Will Moneymaker is a freelance photographer, family historian, husband of twenty-five years, and devoted father of four. The arts have always been a part of his life. He has been making music since he was 11 years old, and in the late 1980s, he studied music education. In 1995, he graduated from the Art Institute of Pittsburgh with honors, and during his last year of college, he worked at a CBS affiliate station in the Pittsburgh area. His work as a videographer was the start of his lifelong love of visual arts.
In 2002, Will received his first DSLR – the Fujifilm FinePix S602 Zoom. With this camera, he rediscovered his passion for photography. Since that time, Will has taken thousands of photographs and attended numerous conferences and workshops to polish his skills. His work has been published in many publications.
Will’s Artistic Vision and Inspiration
Will believes that there is a big difference between taking photos and making them. His work is a personal experience in which he expresses the joys of his art, whether that is hiking several miles to a hidden waterfall or vista or the pleasure of coming to know the person he is photographing. When it comes to portraiture, Will understands that learning about each’s personality helps bring out a beautiful image of that person. At events, he loves to capture those special split-second moments so that they can be enjoyed for years to come. When Will is behind the camera, he experiences the moment through all of his senses and then captures it forever.
Will’s inspiration comes from the opportunity to see and experience new things through the lens. Ansel Adams once said, “Every man’s work is always a portrait of himself.” That is why Will has taught himself to be his own worst critic. He is always analyzing his photos, focusing on the subject matter, and learning how he can create something better. The process of learning and developing as a photographer is something that never ends.
A Word on Will’s Artistic Style
One of the most famous bits of advice Will has been given is to narrow down his photographic style. The thing is, it takes years to develop a style. We rely on artists that inspire us, and we all have a uniqueness that lends something different to the art of photography. Every person has a different way of reacting to and appreciating the beauty that surrounds him or her. One person might prefer the simple touches, like focusing on the eyes within a portrait, while another enjoys finding those interesting foreground elements in a breathtaking landscape. Still, others can spend hours lost in the beauty of the lines, shapes, and geometry of an abstract image.

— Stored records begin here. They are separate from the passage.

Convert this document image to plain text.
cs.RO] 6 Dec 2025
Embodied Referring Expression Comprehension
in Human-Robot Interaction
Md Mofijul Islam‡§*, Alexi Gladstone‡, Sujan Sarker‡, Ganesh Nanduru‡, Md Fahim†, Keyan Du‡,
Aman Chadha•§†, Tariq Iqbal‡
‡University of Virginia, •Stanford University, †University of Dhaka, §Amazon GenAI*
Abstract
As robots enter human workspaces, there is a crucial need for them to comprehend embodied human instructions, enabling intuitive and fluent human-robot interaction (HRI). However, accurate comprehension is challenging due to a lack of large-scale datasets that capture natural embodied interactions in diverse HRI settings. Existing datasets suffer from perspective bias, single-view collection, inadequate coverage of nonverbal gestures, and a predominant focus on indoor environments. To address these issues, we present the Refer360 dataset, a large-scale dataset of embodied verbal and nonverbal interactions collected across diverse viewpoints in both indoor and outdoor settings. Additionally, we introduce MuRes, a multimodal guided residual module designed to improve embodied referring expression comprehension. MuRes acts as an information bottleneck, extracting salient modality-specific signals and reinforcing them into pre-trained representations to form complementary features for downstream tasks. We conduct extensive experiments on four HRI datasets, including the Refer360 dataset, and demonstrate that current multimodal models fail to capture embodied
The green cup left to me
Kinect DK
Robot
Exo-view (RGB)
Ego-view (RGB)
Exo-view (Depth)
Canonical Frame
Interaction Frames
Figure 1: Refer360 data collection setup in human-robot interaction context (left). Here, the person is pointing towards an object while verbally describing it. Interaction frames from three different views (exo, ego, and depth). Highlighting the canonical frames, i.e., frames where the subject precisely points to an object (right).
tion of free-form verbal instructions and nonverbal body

So, despite the advice, Will has never narrowed his style. His images are meant to be enjoyed by everyone, no matter their tastes. There are some things, like long exposures, that are old favorites, and Will enjoys the play of shadows and light in black and white photography. Nevertheless, Will always finds it exciting to experiment with a variety of new and diverse techniques.
When it comes to a genre or a favorite subject, Will refuses to assign his work to one or two categories. Today, he might be working on product photography, and tomorrow he could be working on aerial shots or landscapes. Photography as an art is endless in its diversity, so Will lives by the philosophy that every day brings something new. His favorite subjects are those that happen to be in front of his lens on a given day. As Imogen Cunningham once said,
“Which of my photographs is my favorite? The one I’m going to take tomorrow.”